Chauhan has been taken into custody. Charges include driving under the influence, causing death by negligent action, and related motor vehicle offences. The Fortuner has been seized for forensic examination. What remains unclear is whether the temple trust itself will face any accountability. Nine challans were allowed to sit unpaid. No mechanism appears to have flagged the vehicle for impoundment or even for a simple compliance check. That is not merely an oversight. It is a systems failure.
India’s road safety records, compiled over several years, consistently identify speeding as a primary contributor to highway fatalities. Alcohol-impaired driving accounts for a substantial share of those deaths. Rajasthan has repeatedly ranked among the states with the highest per-capita rates of drunk driving accidents. The Pushkar-Ajmer highway, where this crash occurred, has been noted in transport assessments as a high-risk corridor, with dozens of fatal incidents documented in recent memory. None of those warnings altered the trajectory of the Fortuner.

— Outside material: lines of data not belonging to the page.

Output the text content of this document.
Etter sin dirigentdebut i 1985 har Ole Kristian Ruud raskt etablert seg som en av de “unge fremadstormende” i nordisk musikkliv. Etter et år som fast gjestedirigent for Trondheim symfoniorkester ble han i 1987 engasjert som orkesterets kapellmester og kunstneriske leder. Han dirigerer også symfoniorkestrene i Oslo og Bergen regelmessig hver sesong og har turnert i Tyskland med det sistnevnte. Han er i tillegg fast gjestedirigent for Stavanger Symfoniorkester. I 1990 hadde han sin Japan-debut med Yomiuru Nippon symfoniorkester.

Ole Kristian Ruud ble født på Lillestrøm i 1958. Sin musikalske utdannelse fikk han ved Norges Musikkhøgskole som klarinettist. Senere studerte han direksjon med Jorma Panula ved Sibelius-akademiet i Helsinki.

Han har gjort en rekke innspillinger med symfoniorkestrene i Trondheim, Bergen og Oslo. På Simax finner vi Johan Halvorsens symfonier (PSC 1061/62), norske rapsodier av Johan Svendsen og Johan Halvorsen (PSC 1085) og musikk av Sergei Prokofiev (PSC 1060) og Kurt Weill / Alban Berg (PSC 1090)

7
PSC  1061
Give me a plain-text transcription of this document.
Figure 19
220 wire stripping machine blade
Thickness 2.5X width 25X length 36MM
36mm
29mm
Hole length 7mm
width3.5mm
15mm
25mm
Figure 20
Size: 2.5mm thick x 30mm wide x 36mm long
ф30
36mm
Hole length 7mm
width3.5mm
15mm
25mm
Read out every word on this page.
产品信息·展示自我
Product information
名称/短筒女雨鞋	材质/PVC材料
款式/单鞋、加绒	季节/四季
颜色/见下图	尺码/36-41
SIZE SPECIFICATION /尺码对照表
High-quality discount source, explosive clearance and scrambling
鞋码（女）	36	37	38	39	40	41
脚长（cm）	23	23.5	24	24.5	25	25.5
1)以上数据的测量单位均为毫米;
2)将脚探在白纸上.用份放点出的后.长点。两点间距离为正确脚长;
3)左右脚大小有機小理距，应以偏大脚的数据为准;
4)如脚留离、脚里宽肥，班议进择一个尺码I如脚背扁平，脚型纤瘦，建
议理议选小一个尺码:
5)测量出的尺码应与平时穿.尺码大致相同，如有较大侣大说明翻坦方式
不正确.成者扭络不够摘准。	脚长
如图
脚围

The takeaway is not complicated. A single intoxicated driver, an SUV owned by a temple trust, and nine ignored speeding citations produced one dead painter and four injured passengers. Chauhan bears direct responsibility for his actions behind the wheel. But the broader failure belongs to a system that allowed a trust-registered vehicle to accumulate nine violations without being pulled from service, then permitted that same vehicle to be driven at night with alcohol inside. Religious institutions in India carry immense moral authority. That authority comes with administrative obligations. Temple fleets must be held to the same standards as every other vehicle on the road. No trust-owned car should have outstanding challans. No sevadar should drive after drinking. On the highway, faith does not grant immunity. Justice does not make exceptions.